Ed eccomi ancora una volta a New Orleans, a raccontare una storia che ha a che fare con la piacevolezza della musica come solo nella Big Easy sanno preparare. Probabilmente il nome di Carlo Ditta non vi dice nulla, a me ricorda la gioia di vedere finalmente stampato un disco di Willy Deville dopo almeno tre anni di difficoltà con le case discografiche e personali.
Ditta ha messo la sua impronta in ambito musicale con il brano “Pray” che fu votata “Best Gospel Song” all’ American Song Festival nel 1970. Fu poi portata al successo da Mighty Sam McClain e grazie a ciò Carlo inizio la sua brillante carriera di produttore. Cercò di proseguire l’attività di songwriter a New York, Nashville e in California, ma il richiamo di New Orleans fu troppo forte, così si concentrò nell’aiutare musicisti reietti a incidere ed ottenere brillanti riconoscimenti. Mi piace ricordare, tra i tanti, Danny Barker per l’album “Ham & Eggs”, Guitar Slim Jr. per cui ottenne una nomination al Grammy per “Story of My Life”, Willy Deville per Victory mixture” che vinse un disco d’oro in Francia, Marva Wright e Lenny McDaniels dei quali produsse degli album per la Virgin Records, oltre, naturalmente, tutti quelli di cui si occupò per la propria label, la Orleans Records, tra cui Coco Robicheaux, Little Freddie King e il “Presidente del soul” Rockie Charles.
Dopo tante produzioni è tornato il momento di far sentire la propria voce facendo uscire il suo secondo lavoro solista dal titolo “Hungry for love”. Il disco si muove nel solco della musica del sud della Louisiana mischiando il R’n’B ricco di influenze soul con il folk-rock, il cajun con il reggae e il latin con il blues rimanendo legato al suo habitat naturale, nonché a quello di Deville. Il disco contiene cinque pezzi autografi, mentre la rimanente parte del programma riguarda reinterpretazioni ricche di immaginazione e nuovi colori di classici regionali e canzoni tradizionali.

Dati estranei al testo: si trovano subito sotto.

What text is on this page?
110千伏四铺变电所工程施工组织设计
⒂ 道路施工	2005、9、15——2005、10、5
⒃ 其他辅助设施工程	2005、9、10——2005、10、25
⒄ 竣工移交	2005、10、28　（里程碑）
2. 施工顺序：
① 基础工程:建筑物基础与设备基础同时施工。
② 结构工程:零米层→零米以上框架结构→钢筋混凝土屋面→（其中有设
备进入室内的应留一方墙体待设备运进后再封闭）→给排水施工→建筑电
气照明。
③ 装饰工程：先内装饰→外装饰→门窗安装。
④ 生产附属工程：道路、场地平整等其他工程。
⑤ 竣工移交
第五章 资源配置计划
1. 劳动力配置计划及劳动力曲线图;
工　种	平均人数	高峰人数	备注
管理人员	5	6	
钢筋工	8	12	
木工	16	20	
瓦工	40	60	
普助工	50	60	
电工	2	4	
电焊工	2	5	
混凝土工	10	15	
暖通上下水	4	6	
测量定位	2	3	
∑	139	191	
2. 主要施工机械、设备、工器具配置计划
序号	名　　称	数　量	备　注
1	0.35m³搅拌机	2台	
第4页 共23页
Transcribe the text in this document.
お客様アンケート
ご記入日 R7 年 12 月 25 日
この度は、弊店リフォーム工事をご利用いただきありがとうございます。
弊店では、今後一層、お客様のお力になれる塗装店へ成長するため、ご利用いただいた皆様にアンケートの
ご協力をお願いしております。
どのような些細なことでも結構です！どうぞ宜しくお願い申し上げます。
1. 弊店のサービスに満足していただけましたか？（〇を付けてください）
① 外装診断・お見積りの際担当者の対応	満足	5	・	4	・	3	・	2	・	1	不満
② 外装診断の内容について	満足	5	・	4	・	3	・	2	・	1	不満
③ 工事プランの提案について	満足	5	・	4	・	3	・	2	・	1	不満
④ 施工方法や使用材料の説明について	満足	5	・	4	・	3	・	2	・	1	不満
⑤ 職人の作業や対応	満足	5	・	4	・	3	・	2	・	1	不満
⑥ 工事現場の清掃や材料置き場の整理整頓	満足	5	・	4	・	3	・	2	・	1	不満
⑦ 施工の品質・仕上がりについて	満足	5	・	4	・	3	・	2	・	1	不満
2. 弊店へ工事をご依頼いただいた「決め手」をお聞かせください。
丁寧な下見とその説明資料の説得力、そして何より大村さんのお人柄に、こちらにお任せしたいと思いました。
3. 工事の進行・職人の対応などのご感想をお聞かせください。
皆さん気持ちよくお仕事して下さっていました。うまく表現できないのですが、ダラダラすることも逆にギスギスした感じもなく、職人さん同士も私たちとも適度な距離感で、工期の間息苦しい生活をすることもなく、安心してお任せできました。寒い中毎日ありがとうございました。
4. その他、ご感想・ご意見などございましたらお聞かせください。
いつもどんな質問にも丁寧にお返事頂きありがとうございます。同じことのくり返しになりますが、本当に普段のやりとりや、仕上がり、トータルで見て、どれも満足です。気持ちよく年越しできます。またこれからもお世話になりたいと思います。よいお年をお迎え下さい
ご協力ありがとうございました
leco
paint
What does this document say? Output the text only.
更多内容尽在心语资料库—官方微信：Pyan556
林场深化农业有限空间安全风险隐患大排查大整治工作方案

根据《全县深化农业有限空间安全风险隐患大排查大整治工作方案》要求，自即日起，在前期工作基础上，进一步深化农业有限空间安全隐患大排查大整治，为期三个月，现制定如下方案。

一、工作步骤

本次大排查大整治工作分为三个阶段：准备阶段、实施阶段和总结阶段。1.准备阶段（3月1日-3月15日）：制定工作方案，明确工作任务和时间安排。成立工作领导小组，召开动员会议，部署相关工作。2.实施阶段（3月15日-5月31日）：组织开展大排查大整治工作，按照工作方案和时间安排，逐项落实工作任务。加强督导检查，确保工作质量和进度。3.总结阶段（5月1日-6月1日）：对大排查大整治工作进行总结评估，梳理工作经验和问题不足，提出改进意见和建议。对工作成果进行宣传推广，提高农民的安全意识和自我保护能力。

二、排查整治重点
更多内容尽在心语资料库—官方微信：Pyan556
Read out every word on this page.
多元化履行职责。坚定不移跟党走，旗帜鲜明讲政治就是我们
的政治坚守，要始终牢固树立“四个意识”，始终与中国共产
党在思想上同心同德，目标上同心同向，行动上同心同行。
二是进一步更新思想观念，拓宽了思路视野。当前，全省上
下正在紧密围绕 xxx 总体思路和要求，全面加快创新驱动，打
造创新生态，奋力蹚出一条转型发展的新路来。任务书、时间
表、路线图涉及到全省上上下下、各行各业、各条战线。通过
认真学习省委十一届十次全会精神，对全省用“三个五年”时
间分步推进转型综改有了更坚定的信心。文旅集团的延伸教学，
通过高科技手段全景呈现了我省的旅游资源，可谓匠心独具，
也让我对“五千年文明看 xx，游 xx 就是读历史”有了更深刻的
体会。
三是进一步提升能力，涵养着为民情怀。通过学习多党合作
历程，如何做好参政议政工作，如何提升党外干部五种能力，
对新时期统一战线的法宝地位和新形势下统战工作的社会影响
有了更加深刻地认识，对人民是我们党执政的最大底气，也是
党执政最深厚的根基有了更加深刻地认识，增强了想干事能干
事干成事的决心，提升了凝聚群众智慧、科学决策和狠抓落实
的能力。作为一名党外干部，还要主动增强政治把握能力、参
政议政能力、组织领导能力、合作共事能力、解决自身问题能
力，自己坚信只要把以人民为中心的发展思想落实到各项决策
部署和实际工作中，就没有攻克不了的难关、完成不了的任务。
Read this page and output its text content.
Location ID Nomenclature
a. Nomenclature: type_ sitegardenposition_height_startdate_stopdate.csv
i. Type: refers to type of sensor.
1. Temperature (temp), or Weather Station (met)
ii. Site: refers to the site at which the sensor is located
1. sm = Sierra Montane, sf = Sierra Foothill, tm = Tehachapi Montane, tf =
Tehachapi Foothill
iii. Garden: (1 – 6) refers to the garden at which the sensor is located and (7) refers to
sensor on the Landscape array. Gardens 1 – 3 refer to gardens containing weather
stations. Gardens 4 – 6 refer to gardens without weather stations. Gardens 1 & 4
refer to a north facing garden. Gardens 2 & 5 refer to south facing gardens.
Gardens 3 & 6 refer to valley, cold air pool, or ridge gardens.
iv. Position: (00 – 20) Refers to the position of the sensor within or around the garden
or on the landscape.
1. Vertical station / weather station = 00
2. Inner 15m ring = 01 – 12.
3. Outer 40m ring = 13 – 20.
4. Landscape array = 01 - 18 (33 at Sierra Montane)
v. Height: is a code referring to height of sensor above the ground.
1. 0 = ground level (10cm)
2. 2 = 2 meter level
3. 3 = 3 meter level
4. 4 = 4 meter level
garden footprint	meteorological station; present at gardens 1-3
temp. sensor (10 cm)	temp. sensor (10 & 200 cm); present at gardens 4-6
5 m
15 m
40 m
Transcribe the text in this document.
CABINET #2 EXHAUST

La traccia che rende giustizia al nostro è il brano finale, una cover di una quasi irriconoscibile versione di “The house of the rising sun” la cui resa è un condensato di tutti gli umori presenti nella Crescent City, tra voodoo soul, folk-rock ed improvvisazione tipico di chi è abituato ad esibirsi nei localacci del French Quarter.
“Pass the hatchet” richiama il mio amato Willy anche se all’inizio i sibili notturni, l’andamento strascicato e voodoo è tutto il Dr. John di “Gris Gris”. La strumentazione alle spalle vede un combo suonare uno swamp-rock shakerato con il funky dando origine ad un suono ad alta carica sensuale. L’atmosfera paludosa si ripete nuovamente in “Life in heaven” con tastiere melmose e chitarre sullo sfondo e una voce che rimanda a Tom Waits. Il brano omonimo, dalle cadenze notturne, ricorda lo stile di Tony Joe White. Ad accompagnarlo una serie di musicisti del sottobosco neorlinsiano che suonano come meglio non si potrebbe.
Un disco che dimostra profondo amore per la materia, non un capolavoro, ma ciò di cui abbiamo bisogno per riconciliarci dalla frenesia che ci circonda!!!